Das Android-System speichert Verweise auf Contentanbieter anhand eines authority-Strings, der Teil des Content-URI des Anbieters ist. Angenommen, Sie möchten auf einen Inhaltsanbieter zugreifen, der Informationen zu medizinischen Fachkräften speichert. Rufen Sie dazu die Methode ContentResolver.query() auf, die unter anderem einen URI akzeptiert, der den Anbieter identifiziert:

content://com.example.project.healthcareprovider/nurses/rn

Das content:-Schema kennzeichnet den URI als Content-URI, der auf einen Android-Contentanbieter verweist. Die Autorität com.example.project.healthcareprovider identifiziert den Anbieter selbst. Das Android-System sucht in seiner Liste bekannter Anbieter und ihrer Berechtigungen nach der Berechtigung. Der Teilstring nurses/rn ist ein Pfad, mit dem der Inhaltsanbieter Teilmengen der Anbieterdaten identifiziert.

Wenn Sie Ihren Anbieter im <provider>-Element definieren, geben Sie im android:name-Argument nicht das Schema oder den Pfad an, sondern nur die Autorität.

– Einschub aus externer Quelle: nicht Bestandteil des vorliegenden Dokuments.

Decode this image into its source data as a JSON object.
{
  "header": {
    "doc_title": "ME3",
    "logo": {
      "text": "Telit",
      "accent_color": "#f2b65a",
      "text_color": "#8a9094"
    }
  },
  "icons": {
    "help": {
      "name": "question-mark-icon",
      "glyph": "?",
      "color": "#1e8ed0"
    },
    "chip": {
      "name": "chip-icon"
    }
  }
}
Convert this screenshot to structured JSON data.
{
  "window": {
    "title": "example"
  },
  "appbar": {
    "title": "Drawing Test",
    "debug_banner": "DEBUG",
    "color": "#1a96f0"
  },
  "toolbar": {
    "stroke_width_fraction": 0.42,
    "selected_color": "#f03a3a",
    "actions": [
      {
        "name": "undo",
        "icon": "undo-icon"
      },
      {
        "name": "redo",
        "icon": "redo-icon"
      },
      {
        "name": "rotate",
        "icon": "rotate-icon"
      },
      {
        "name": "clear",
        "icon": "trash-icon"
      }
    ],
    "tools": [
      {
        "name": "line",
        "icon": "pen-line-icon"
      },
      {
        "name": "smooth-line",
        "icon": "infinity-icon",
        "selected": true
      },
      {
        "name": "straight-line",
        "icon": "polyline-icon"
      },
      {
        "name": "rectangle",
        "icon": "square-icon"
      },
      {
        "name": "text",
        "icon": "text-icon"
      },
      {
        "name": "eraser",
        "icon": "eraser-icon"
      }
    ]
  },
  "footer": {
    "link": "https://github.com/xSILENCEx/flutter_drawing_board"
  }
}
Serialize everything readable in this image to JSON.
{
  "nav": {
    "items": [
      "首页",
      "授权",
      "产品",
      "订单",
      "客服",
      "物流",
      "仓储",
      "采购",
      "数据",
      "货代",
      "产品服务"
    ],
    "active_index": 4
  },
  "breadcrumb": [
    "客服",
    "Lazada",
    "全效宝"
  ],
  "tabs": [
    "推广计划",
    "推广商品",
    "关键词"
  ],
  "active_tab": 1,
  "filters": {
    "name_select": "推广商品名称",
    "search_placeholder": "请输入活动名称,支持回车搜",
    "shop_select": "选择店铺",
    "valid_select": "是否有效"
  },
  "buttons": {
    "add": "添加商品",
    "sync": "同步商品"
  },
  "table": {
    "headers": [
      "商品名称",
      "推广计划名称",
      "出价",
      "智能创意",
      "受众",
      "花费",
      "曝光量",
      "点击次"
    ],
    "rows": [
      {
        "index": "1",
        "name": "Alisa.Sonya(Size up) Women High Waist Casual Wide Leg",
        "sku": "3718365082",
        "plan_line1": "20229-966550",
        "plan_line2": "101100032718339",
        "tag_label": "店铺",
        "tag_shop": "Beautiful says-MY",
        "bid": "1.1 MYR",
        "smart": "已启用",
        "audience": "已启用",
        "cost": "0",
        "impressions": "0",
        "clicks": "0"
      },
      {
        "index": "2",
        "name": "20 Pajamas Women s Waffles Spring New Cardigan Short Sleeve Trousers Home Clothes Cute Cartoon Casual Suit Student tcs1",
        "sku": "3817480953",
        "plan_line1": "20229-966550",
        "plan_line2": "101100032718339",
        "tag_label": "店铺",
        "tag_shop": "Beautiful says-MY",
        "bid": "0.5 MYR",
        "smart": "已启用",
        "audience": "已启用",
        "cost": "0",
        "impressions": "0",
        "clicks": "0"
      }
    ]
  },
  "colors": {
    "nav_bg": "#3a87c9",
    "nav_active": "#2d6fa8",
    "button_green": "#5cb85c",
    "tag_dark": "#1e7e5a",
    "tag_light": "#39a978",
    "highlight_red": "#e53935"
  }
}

Informationen zur Verwendung und Entwicklung von Contentanbietern finden Sie unter Contentanbieter.

Attribute:
android:authorities
Eine Liste mit einem oder mehreren URI-Autoritäten, die vom Contentanbieter angebotene Daten identifizieren. Wenn Sie mehrere Behörden angeben möchten, trennen Sie die Namen durch ein Semikolon. Um Konflikte zu vermeiden, verwenden Sie für Autoritätsnamen eine Namenskonvention im Java-Stil, z. B. com.example.provider.cartoonprovider. In der Regel ist es der Name der ContentProvider-Unterklasse, die den Anbieter implementiert.

Es gibt keine Standardeinstellung. Es muss mindestens eine Behörde angegeben werden.

android:enabled
Gibt an, ob der Contentanbieter vom System instanziiert werden kann. "true", wenn es möglich ist, und "false", wenn nicht. Der Standardwert ist "true".

Das <application>-Element hat ein eigenes enabled-Attribut, das für alle Anwendungskomponenten gilt, einschließlich Contentanbietern. Die Attribute <application> und <provider> müssen beide "true" sein, da sie standardmäßig beide "true" sind, damit der Content-Anbieter aktiviert wird. Wenn einer der beiden Werte "false" ist, ist der Anbieter deaktiviert. Sie kann nicht instanziiert werden.

android:directBootAware

Gibt an, ob der Contentanbieter Direct-Boot-fähig ist, d. h., ob er ausgeführt werden kann, bevor der Nutzer das Gerät entsperrt.

Hinweis : Während des Direktstarts kann ein Contentanbieter in Ihrer Anwendung nur auf die Daten zugreifen, die im geräteschutzgesicherten Speicher gespeichert sind.

Der Standardwert ist "false".

android:exported
Gibt an, ob der Contentanbieter für andere Anwendungen verfügbar ist.
  • "true": Der Anbieter ist für andere Anwendungen verfügbar. Jede Anwendung kann über den Content-URI des Anbieters auf die Inhalte zugreifen, sofern die für den Anbieter angegebenen Berechtigungen dies zulassen.
  • "false": Der Anbieter ist für andere Anwendungen nicht verfügbar. Legen Sie android:exported="false" fest, um den Zugriff auf den Anbieter auf Ihre Anwendungen zu beschränken. Nur Anwendungen, die dieselbe Nutzer-ID (UID) wie der Anbieter haben, oder Anwendungen, denen über das Element android:grantUriPermissions vorübergehend Zugriff auf den Anbieter gewährt wird, haben Zugriff darauf.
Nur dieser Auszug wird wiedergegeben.